As the state grapples with the aftermath of Proposition 26, one of the state’s most important regulatory bodies – the California Coastal Commission – may find its powers crippled by the initiative’s provisions barring simple-majority votes for new fees.
The issues concerning the 12-member panel are the latest in a series of potential consequences stemming from Proposition 26 that have taken the Capitol by surprise. The measure, which redefines fees as taxes and thus requires two-thirds votes, was approved Nov. 2 by more than 414,000 votes.
“It’s yet another example of how propositions have all kinds of unintended consequences,” said Sarah Christie, the Commission’s legislative director.
At least two major enforcement issues have emerged – one involving developers’ fees and the other involving the so-called “rigs to reefs” plan, in which old offshore oil rigs are left in place to serve as artificial reefs and attract marine life.
The Commission, which has jurisdiction over California’s 900-mile-long coastal zone as well as oil platforms in state waters, levies regulatory charges known as “in-lieu fees” on developers, petroleum companies, homeowners, businesses and the like. The fees cover the costs of resolving any impacts on coastal property. In the case of the platforms, the fees are set according to age of the platform, water depth, whether it was decommissioned before its scheduled expiration date and other factors.
The bill authorizing “rigs to reefs,” AB 2503 by Assembly Speaker John Perez, D-Los Angeles, was approved on Aug. 31, the final day of the legislative session and later signed by Gov. Arnold Schwarzenegger. An earlier version of the bill, denounced by environmentalists, was vetoed by former Gov. Gray Davis.
The provision requiring a two-thirds vote means that at least eight of the Coastal Commission’s members would be required to approve a fee, whether for rigs to reefs, developers or anything else. Currently, seven votes are required.
“In lieu fees allow sensible development to proceed while protecting important public resources,” Bonnie Neely, the Commission’s chairwoman, said earlier. “Without them, the impacts can’t be mitigated.”
In addition to new fees, the retroactive language repeals existing fees that were approved after Jan. 1 with simple majority votes.
Proposition 26 could block hundreds of millions of dollars in tax breaks approved earlier for new alternative energy plants in Southern California, according to the plants’ proponents.
It also could undo a budget trailer bill – approved by the Legislature and signed by the governor — that levied fees on renewable energy plants to help defray some regulatory costs.
A hard-fought Senate bill approved in April, SB 401 by Sen. Lois Wolk, D-Davis, targeted state-federal tax conformity issues. It provided tax breaks on federal stimulus money that were intended to jump start solar energy development and other clean-energy projects.

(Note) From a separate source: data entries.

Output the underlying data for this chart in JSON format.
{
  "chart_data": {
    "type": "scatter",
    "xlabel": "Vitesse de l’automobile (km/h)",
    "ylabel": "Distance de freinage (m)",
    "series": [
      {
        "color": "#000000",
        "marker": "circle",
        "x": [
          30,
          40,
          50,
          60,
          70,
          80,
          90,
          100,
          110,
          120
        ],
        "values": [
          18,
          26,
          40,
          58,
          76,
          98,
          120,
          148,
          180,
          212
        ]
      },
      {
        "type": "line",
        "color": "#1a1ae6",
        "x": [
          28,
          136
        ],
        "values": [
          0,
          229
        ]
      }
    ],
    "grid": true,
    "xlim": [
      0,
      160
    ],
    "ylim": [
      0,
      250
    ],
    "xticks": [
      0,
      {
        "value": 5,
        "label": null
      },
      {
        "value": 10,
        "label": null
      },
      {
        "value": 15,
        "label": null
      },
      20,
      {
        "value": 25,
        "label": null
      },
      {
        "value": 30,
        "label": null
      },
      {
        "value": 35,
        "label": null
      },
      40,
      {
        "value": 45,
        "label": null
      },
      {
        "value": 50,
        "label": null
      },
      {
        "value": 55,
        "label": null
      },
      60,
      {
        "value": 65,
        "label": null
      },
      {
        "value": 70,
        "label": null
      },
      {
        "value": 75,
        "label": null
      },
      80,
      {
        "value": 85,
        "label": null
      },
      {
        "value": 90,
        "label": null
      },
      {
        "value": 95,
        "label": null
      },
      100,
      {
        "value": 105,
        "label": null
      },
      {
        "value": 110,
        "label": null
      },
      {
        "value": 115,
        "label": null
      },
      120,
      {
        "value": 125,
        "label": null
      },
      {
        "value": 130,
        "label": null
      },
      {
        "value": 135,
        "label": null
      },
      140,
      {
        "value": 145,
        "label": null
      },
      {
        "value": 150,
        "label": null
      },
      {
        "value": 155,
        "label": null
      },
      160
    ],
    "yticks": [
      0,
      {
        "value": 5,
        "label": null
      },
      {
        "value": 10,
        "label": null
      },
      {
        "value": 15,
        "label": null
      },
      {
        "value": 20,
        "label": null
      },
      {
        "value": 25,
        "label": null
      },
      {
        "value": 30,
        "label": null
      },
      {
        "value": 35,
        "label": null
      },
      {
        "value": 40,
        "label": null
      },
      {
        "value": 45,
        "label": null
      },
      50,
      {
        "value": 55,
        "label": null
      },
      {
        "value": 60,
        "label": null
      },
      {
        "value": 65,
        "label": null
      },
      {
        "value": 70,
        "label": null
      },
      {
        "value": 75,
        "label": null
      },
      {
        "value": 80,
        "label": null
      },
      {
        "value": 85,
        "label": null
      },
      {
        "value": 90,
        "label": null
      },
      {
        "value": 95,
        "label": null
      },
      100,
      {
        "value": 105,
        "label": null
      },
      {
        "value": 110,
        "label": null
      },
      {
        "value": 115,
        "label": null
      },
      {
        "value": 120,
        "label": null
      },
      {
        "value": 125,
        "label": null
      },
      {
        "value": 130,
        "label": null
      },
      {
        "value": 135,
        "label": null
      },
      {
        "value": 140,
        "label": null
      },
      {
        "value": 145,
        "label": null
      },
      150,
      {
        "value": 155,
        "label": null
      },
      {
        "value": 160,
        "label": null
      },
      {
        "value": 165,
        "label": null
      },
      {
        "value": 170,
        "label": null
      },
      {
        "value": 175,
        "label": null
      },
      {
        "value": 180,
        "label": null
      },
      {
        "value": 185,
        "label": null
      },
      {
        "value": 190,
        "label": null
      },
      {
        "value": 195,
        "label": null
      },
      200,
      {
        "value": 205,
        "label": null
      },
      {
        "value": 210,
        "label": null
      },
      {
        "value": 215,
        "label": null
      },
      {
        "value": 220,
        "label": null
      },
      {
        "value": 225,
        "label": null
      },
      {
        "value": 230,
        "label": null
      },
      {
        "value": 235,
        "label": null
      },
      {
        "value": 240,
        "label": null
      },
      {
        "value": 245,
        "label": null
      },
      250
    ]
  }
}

One of the bill’s numerous provisions allows alternative energy developers to exclude the federal grant dollars from their income tax liability for 2009-10, a major financial incentive for the companies.
“This bill excludes these grants from income for 2009-2010 tax year, because an unexpected tax could cause project developers to terminate or delay the projects, causing job losses and less renewable power for the state,” a Senate analysis said.
With $10 billion in federal stimulus funding at stake, including grants and loans, the financial implications of Proposition 26 on energy alone are huge.
But the Senate bill was approved with only simple-majority votes in each house of the Legislature – not two-thirds votes – and thus is subject to repeal under Proposition 26.
“We know this is a problem,” Wolk said. “We have been looking at this and we plan to reintroduce legislation on the first day of the session, on Dec. 6,” she added.
The bill followed months of negotiations. It corrected provisions of a flawed, special-session bill that had been vetoed by the governor, and it targeted dozens of state-federal tax issues.
Another energy-linked law, part of the long-delayed state budget, required fees on renewable energy generators to cover some regulatory costs. It, too, was approved with a simple majority vote and is subject to elimination under Proposition 26.
By year’s end, solar and photo voltaic projects totaling more than 4,000 megawatts are expected to be approved. Currently, tax incentives for the projects will be available for those which begin construction by the Dec. 31 deadline. Another set of incentives, loan guarantees, carry a September 2011 deadline.
The Legislative Counsel’s office, the Legislature’s legal adviser, has been asked for opinions on the tax-credit and other already-approved legislation.
Meanwhile, getting a two-thirds vote to restore legislation eliminated under Proposition 26 may not be easy.
“The goal is to get them approved and to capture this money,” said V. John White of the Center for Environmental Efficiency and Renewable Technologies. “This problem is solvable. There are a lot of things to get done.”